Event-driven invalidation is more precise: when something changes — a product price updates, a document is edited, a user changes their preferences — explicitly delete or mark stale the cache entries that depend on that change. This keeps cached responses fresh as long as they remain valid, regardless of age. The tradeoff is implementation complexity: you need to track which cache entries depend on which data, and trigger invalidation when that data changes. For applications backed by a database, change data capture (CDC) patterns — listening to database write events and triggering cache invalidation — make this manageable without per-feature custom logic.
For prompt caching at the provider level, invalidation is simpler because the provider controls the cache lifetime. Anthropic’s ephemeral cache expires after five minutes automatically. If you update your system prompt, the new version creates a new cache entry automatically on the next request — the old cached version simply stops being used as requests move to the new prompt. You do not need to explicitly invalidate it.
A practical middle ground that works for most applications is layered expiry: a short TTL (5–15 minutes) for highly dynamic content, a medium TTL (1–4 hours) for moderately dynamic content, and a long TTL (24 hours or more) for effectively static content like documentation summaries or product descriptions. Tag each cache entry with a content type at write time, and apply the appropriate TTL automatically. This avoids the complexity of event-driven invalidation while providing much better freshness control than a single global TTL.
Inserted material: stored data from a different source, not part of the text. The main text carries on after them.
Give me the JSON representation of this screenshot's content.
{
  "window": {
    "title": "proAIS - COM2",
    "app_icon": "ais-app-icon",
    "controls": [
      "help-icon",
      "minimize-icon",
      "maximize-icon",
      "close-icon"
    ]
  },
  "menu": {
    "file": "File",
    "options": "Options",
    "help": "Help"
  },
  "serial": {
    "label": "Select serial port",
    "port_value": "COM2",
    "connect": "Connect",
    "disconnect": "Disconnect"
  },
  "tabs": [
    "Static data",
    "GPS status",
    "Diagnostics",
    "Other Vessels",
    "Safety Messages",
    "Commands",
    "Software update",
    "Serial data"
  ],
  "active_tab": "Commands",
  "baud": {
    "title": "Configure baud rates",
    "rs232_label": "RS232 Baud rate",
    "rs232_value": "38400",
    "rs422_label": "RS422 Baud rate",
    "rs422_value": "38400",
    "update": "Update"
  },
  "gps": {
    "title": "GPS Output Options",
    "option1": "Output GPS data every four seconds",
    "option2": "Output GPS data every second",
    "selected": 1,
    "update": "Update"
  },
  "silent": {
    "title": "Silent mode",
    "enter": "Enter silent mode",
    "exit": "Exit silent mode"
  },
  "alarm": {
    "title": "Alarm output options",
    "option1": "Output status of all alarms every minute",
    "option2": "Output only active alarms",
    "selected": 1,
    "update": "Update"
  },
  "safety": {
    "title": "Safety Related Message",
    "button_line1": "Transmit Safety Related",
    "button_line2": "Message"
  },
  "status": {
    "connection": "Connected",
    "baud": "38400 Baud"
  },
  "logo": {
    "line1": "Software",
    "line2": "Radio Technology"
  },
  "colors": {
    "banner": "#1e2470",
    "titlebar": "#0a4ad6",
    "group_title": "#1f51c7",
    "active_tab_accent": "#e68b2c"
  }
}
The Business Case for LLM Caching
For teams trying to justify the engineering investment in caching infrastructure, the numbers are usually compelling. A typical RAG application with a 10,000-token system prompt and 30% cache hit rate on queries reduces input token costs by roughly 40–50% through a combination of prompt caching and query-level caching. At meaningful traffic volumes — tens of thousands of daily users — this translates directly to thousands of dollars per month in infrastructure savings. Latency improvements are harder to quantify financially but directly affect user engagement: cache hits that respond in under 100 milliseconds versus fresh API calls at 2–4 seconds represent the difference between a snappy, interactive experience and one that feels sluggish. For most LLM applications operating at scale, caching is not a nice-to-have optimisation — it is a prerequisite for running economically.